A man from Indian-administered Kashmir has been arrested over a deadly car bomb attack near Delhi’s iconic Red Fort, in an investigation that has expanded across northern India.
Officials from India’s top counter-terrorism body said the suspect owned the vehicle that was blown up at a traffic light last Monday near the 17th-century Mughal fortress and major tourist site.
In a statement posted on social media, the National Investigation Agency (NIA) said the suspect was a resident of India-administered Kashmir, “in whose name the car involved in the attack was registered”.
Officials allege he travelled from Kashmir to the capital to help secure the car used in what the government has denounced as a “heinous terror incident” carried out by “anti-national forces”.
According to the agency, the man is accused of conspiring with the suspected suicide bomber, named as Umar Un Nabi, a Kashmiri doctor who taught at a medical college in Faridabad, part of Delhi’s wider National Capital Region.

Investigators say Nabi died in the blast when the vehicle halted at a red light at around 6.42pm local time. Authorities later destroyed his family home in Pulwama district in response to the attack.
Another vehicle linked to the alleged suicide bomber was seized from At Falah University, located in Faridabad, in Delhi’s National Capital region, investigators said, according to CNN.
The explosion – the first major bombing in the city since 2011 – tore through a busy junction near the Red Fort, killing at least eight.
Footage from the scene showed a charred white Hyundai i20, mangled rickshaws and several other burnt vehicles as flames lit up the densely packed area, known for its markets and street vendors.
Delhi’s fire service said it received an emergency call at 6.55pm and found multiple vehicles ablaze when crews arrived.
“A slow-moving vehicle came to a stop near a red light. An explosion occurred in that vehicle,” Delhi Police Commissioner Satish Golcha said, adding that passengers and bystanders were caught in the blast.

The NIA said it has questioned more than 70 witnesses so far and seized an additional vehicle allegedly linked to Nabi for forensic examination.
Authorities are also scrutinising possible ties to recent arrests in Indian-administered Kashmir, where police said they had dismantled a suspected militant cell and detained at least seven people, including two doctors, along with a large haul of bomb-making material.
Police in Delhi said they are additionally examining any connection between the bombing and a recent seizure of 2,900kg of explosives in a suburb of the city.
The explosion prompted swift reactions from senior political figures.
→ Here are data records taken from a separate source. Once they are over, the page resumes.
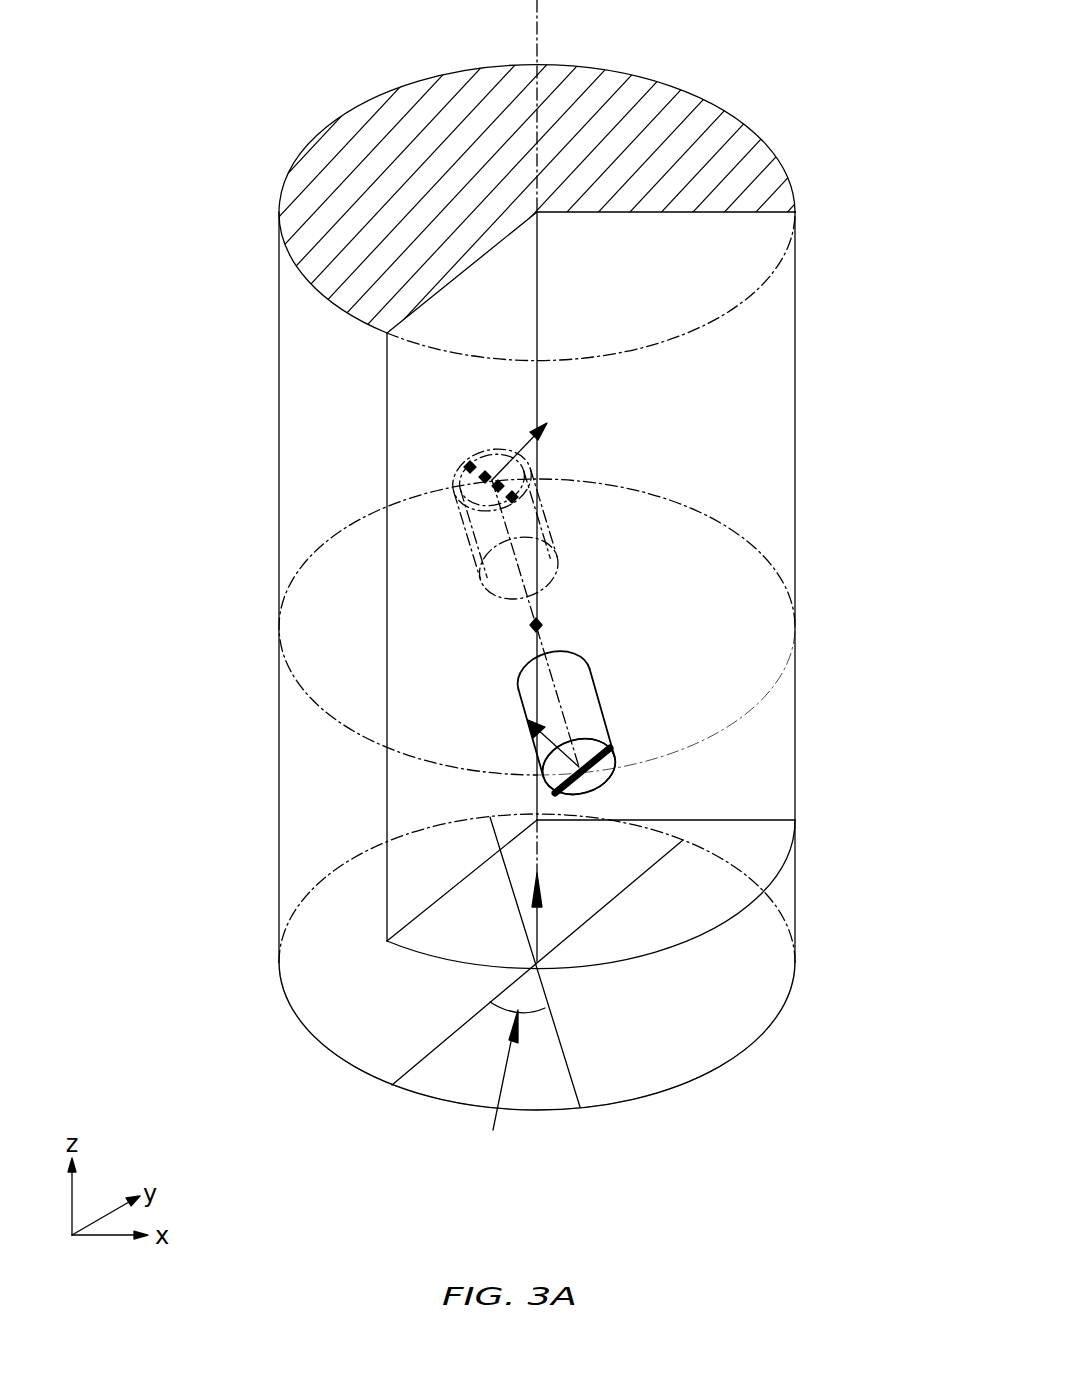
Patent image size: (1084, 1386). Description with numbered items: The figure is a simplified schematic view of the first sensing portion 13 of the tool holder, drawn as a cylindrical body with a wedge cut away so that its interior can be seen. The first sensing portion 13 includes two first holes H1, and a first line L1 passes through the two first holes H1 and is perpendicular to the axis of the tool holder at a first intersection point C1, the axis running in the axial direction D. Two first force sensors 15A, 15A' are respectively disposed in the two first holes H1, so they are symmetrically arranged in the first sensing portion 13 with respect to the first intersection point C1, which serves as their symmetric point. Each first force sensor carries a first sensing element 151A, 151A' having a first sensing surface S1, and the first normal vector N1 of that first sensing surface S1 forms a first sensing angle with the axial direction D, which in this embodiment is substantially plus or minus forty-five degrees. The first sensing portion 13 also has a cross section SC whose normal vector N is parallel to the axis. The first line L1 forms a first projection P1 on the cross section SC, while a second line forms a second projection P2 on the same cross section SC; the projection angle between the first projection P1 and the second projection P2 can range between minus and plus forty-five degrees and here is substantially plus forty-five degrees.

The first sensing portion 13 is at (140, 392).
The axial direction D is at (537, 32).
The cross section SC is at (757, 990).
The first projection P1 is at (566, 1063).
The second projection P2 is at (576, 930).
The normal vector N is at (542, 920).
The first holes H1 is at (483, 552).
The first intersection point C1 is at (530, 627).
The first line L1 is at (536, 625).
The first force sensor 15A' is at (355, 524).
The first sensing surface S1 is at (453, 478).
The first sensing element 151A' is at (324, 512).
The first normal vector N1 is at (535, 436).
The first force sensor 15A is at (715, 731).
The first sensing element 151A is at (745, 770).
Indian prime minister Narendra Modi called it a “conspiracy” and vowed to bring the “perpetrators, their collaborators and their sponsors” to justice.
Opposition leader Rahul Gandhi described the news as “extremely heartbreaking”. Home minister Amit Shah confirmed hours after the attack that the blast involved a white Hyundai i20.
As part of the wider investigation, security forces have carried out raids across Kashmir, questioning thousands and detaining hundreds.
In a separate incident on Friday night, nine people were killed and nearly 30 injured when confiscated explosives accidentally detonated inside a police station in Srinagar, the region’s largest city. Local police said there was no militant involvement in that blast.
The Red Fort, from where Indian prime ministers deliver their annual Independence Day addresses, draws thousands of visitors daily.
The bombing has rattled the capital of more than 30 million people, where attacks of this scale are rare, and has triggered an intensifying manhunt for anyone else involved.